Nearly all OSGEP variants reported as causative of GAMOS are missense, except for two splicing variants [2, 8]. These variants are located throughout the OSGEP gene. By contrast, different types of variant in WDR73 causative of GAMOS have been reported in the literature, including nonsense (3), frameshift (3), and missense (4). No correlation seems to exist between the type or position of the variant and particular clinical features. Identification of the causative pathogenic variant in patients 1 and 2 confirmed the initial clinical suspicion of GAMOS and allowed precise genetic counseling to their parents. In particular, it allowed prenatal diagnosis of a baby girl without GAMOS for the parents of patient 1.
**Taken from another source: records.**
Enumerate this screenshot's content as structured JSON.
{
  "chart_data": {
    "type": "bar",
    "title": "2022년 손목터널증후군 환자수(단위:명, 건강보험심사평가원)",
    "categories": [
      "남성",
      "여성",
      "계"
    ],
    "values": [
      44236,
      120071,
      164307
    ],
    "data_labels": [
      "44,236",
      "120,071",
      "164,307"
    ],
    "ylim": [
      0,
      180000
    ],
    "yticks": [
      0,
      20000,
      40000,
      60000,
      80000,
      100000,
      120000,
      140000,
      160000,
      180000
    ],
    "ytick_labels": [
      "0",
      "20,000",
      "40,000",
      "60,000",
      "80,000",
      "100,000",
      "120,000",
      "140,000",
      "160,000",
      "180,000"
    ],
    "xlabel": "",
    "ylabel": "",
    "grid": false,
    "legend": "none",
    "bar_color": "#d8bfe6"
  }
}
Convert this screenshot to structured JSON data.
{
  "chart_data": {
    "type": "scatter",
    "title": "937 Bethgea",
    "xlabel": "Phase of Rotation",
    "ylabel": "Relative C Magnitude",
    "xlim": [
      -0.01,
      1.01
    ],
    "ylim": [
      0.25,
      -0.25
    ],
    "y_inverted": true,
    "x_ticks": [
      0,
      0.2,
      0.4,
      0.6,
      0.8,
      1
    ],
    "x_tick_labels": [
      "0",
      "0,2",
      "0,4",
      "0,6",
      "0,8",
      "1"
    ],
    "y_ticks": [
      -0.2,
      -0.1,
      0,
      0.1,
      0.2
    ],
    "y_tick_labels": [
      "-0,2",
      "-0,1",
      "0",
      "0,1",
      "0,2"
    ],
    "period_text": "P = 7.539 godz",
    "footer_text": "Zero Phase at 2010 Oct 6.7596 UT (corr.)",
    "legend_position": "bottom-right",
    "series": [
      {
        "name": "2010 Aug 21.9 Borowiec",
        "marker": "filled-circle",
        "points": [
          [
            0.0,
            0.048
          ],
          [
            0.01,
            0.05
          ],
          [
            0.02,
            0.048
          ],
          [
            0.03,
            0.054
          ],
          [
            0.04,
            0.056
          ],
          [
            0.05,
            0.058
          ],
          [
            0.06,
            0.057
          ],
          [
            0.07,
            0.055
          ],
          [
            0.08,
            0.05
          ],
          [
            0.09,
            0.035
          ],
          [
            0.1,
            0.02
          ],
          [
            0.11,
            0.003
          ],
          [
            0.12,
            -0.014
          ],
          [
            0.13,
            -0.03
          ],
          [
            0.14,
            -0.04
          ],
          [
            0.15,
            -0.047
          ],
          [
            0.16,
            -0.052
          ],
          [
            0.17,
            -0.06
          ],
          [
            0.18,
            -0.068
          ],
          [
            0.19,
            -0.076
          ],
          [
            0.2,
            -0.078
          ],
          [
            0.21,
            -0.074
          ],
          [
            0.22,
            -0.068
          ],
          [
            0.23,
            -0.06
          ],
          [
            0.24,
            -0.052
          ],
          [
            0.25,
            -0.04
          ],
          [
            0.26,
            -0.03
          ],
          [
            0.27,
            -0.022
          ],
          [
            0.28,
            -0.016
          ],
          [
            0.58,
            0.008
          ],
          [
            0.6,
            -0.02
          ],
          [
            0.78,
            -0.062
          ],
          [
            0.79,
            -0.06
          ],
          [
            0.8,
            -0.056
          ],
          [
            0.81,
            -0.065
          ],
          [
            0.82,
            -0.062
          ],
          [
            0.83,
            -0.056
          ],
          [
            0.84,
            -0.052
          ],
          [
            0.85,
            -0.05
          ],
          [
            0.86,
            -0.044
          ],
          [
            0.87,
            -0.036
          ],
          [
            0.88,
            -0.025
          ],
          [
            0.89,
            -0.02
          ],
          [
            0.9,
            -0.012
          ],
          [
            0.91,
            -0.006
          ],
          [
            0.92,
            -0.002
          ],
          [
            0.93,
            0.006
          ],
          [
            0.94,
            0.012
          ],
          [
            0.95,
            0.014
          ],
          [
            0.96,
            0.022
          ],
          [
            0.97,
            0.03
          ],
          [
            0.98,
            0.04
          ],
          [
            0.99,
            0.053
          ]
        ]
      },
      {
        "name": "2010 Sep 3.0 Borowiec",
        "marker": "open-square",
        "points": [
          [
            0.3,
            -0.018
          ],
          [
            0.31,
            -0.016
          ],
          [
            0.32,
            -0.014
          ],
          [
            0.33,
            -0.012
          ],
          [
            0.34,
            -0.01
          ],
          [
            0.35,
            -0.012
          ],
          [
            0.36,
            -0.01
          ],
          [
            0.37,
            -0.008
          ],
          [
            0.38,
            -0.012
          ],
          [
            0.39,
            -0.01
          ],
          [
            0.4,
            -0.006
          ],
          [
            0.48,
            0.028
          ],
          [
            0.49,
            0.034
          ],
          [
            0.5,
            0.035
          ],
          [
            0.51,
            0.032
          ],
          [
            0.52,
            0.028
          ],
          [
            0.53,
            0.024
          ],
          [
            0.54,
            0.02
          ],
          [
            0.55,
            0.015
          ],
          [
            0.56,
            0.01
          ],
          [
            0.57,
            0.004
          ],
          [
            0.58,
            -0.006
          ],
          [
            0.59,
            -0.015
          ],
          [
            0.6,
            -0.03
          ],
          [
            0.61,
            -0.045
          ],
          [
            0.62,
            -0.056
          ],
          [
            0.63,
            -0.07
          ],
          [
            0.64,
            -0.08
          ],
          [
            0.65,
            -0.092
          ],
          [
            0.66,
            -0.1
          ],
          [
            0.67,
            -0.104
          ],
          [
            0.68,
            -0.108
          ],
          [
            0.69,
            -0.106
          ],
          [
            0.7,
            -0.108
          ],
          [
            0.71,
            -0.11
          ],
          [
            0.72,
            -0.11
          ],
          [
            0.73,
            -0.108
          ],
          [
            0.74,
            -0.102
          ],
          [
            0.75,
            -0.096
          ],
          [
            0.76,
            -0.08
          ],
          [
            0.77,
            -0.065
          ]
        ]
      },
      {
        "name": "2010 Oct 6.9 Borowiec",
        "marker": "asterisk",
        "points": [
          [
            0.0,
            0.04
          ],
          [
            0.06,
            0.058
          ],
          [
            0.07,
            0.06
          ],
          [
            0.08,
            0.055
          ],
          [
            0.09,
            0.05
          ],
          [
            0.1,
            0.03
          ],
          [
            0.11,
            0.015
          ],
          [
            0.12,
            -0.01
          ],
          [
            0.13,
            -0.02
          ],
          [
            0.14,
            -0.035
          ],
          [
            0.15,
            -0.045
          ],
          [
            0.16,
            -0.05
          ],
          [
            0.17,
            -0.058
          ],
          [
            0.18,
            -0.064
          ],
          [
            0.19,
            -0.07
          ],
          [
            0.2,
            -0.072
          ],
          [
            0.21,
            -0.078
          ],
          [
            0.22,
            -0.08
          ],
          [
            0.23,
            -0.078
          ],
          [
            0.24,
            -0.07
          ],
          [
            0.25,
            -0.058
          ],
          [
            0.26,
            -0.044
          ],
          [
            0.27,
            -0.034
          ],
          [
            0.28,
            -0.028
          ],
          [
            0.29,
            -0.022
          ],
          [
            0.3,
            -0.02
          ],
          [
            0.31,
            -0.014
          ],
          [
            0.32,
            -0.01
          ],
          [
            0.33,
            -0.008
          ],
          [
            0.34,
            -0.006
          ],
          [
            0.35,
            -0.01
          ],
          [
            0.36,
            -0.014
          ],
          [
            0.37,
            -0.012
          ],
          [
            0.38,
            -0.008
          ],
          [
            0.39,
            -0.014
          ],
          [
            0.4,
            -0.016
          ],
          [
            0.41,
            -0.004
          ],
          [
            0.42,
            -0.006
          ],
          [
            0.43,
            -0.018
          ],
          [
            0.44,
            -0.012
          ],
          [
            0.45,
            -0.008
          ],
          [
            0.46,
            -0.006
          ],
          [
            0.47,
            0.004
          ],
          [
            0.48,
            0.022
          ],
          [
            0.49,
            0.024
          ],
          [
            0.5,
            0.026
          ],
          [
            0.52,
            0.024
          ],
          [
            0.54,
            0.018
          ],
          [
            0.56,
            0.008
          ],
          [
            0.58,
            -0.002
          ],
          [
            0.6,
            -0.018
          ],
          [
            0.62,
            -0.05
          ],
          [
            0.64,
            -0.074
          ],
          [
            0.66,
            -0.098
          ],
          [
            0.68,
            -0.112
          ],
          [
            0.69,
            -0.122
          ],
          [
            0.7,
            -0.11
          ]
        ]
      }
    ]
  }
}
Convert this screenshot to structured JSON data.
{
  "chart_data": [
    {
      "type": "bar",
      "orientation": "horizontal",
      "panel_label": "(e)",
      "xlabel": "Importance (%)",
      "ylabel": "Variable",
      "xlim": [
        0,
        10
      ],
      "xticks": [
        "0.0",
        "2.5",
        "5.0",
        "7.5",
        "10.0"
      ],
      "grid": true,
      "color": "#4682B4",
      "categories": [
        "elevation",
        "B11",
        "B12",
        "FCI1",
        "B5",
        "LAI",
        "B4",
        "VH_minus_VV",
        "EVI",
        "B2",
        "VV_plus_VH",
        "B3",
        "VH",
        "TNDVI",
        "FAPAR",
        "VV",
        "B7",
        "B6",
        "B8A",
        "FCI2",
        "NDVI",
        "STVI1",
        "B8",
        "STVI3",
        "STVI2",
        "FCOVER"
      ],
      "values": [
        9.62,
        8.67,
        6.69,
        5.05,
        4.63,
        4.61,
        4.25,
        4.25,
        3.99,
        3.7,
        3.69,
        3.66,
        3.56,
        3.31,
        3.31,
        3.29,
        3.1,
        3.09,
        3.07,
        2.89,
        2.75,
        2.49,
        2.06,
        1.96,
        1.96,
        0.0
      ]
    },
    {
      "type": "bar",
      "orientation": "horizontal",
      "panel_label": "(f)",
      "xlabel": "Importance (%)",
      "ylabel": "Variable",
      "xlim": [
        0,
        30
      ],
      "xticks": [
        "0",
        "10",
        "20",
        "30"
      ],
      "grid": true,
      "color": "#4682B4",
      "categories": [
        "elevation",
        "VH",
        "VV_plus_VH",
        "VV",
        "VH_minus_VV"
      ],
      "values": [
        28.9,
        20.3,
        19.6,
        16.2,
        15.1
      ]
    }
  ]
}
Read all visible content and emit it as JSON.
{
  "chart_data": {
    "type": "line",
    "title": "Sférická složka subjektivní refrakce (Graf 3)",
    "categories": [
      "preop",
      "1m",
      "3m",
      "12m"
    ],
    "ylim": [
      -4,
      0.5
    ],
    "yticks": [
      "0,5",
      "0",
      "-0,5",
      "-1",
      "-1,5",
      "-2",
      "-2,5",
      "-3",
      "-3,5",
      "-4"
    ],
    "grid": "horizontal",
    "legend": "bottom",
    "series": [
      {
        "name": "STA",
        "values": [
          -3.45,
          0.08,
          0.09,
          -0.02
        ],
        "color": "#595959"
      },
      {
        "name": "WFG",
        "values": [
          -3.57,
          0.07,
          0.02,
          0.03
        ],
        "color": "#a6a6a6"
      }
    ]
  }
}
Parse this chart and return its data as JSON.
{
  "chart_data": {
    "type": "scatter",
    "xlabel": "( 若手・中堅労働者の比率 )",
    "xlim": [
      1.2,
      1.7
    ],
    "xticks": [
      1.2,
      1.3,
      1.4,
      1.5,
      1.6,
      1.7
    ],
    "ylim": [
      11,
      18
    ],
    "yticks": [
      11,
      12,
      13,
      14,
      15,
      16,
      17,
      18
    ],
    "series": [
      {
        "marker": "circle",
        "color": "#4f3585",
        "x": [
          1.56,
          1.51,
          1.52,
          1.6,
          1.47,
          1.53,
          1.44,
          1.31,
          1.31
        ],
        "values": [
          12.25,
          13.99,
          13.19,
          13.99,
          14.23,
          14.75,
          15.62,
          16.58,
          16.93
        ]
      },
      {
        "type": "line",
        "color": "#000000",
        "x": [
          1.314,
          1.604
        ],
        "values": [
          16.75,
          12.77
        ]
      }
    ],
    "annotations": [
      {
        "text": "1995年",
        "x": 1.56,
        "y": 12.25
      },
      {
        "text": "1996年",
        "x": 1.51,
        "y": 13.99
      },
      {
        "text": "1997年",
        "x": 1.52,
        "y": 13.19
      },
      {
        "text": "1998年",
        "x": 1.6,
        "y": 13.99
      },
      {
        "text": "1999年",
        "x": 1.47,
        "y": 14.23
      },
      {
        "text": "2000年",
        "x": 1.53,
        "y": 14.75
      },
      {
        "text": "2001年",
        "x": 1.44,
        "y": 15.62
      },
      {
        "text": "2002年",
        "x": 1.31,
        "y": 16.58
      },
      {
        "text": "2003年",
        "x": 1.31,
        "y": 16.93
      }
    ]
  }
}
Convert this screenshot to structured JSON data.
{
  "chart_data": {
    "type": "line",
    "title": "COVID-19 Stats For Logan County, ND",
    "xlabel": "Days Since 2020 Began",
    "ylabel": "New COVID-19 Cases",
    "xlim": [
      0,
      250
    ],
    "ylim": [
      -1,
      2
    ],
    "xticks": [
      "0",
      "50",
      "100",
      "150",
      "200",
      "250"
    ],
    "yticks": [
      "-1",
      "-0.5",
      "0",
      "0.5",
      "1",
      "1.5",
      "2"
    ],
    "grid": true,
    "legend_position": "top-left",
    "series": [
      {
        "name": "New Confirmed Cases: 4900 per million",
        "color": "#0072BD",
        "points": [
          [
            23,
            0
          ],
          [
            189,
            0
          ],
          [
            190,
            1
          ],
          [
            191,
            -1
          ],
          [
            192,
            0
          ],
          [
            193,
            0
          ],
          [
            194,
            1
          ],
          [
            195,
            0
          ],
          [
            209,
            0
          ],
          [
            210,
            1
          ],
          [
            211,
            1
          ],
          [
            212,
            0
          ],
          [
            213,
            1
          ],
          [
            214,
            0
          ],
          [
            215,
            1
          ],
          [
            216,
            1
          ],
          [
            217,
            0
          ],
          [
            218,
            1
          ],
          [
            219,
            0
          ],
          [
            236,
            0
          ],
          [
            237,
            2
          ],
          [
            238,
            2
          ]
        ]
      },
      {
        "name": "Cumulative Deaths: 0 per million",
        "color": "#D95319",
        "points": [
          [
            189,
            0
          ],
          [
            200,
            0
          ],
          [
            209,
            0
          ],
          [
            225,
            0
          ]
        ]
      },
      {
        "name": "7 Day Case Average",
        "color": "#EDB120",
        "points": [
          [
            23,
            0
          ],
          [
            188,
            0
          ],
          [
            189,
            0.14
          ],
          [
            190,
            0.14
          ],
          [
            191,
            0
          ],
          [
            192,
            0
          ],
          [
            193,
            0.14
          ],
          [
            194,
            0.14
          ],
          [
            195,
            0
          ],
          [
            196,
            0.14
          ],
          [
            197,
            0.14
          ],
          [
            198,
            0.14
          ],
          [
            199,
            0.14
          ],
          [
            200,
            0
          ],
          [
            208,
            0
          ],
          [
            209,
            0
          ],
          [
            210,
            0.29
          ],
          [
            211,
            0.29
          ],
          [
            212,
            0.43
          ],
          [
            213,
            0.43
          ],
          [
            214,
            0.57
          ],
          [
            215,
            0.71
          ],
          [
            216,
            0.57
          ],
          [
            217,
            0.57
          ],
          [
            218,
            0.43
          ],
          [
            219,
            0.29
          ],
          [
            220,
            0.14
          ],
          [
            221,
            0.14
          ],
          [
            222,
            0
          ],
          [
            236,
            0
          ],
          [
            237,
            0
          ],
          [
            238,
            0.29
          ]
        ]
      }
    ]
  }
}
In conclusion, we report two patients with GAMOS caused by OSGEP pathogenic variants. These two cases, in conjunction with the reported cases in the literature, add evidence that OSGEP pathogenic variants are the most prevalent cause of GAMOS and are associated with a more severe phenotype than WDR73 pathogenic variants. For these reasons, OSGEP variant analysis should be considered as the first step in genetic diagnosis of patients with clinical suspicion of GAMOS; this is especially true for those labs that do not perform massive parallel sequencing and for those cases with early and severe onset of the disease. Genetic diagnosis of GAMOS is of paramount importance for genetic counseling and family planning and allows prenatal or preimplantation genetic diagnosis for future pregnancies.